How do you get eyes on creator-owned series published by IDW, which is best known for its licensed titles?
This isn’t something I personally ever really think about. Marketing just doesn’t compute well in my brain. I focus on making the book as good as it can be and leave spreading the word to others. Which, in the case of IDW, is an increasingly easy and pleasant experience. Our marketing team has recently grown by leaps and bounds and are exposing our books to a great new audience.
But creator-owned series, from 30 Days of Night to Locke and Key, have always been an extremely important part of IDW Publishing. We’ve got the history there, so it’s just a matter of doing the work and keeping looking out for those new voices and new stories. If the story is good enough, people are bound to notice. So that’s where the majority of my effort goes: identifying those stories that have something to say in an interesting way.

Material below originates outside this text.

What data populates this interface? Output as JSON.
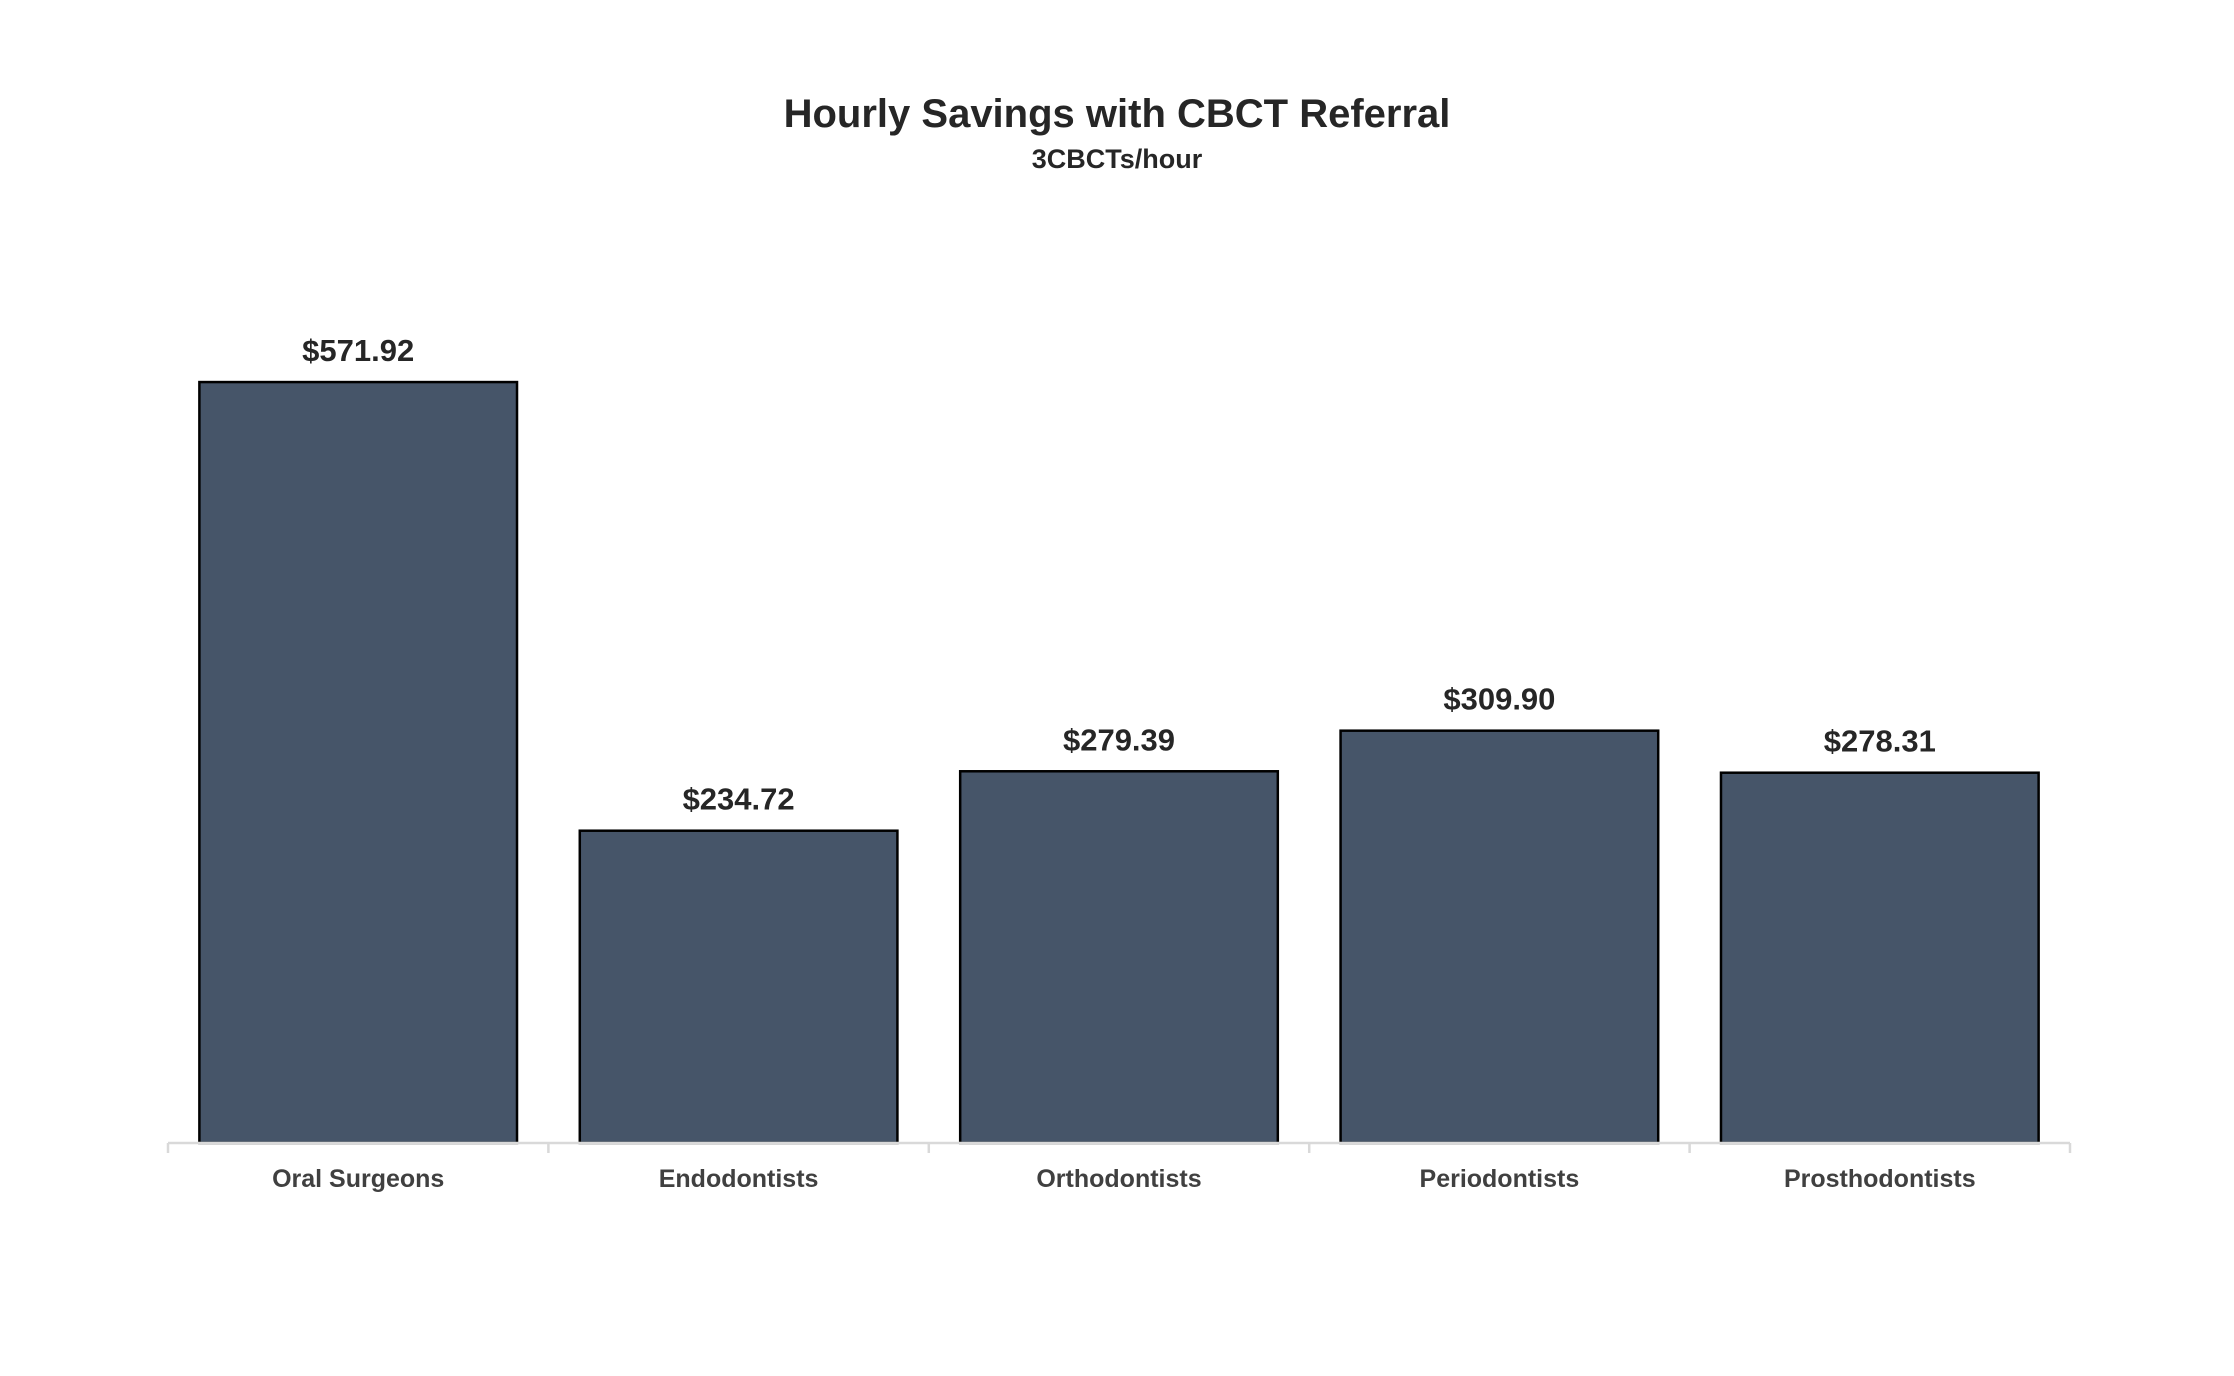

How do you change the perception of IDW so that the publisher itself is more widely recognized for its great original stories?
I think it’s that same old chestnut that you give to new creators on how to get their foot in the door: get so good you can’t be ignored. I think if we’re consistently, month-after-month, putting out great stories that are passionate love letters to the comics medium first and foremost, then people can’t help but notice. I personally go crazy if I try and figure out what is hot right now or what the next storytelling fad is. That stuff is irrelevant. The passion that comes from a creator who just has to tell their story, no matter what, is going to be a constant source of quality. That’s what I’m personally on the lookout for.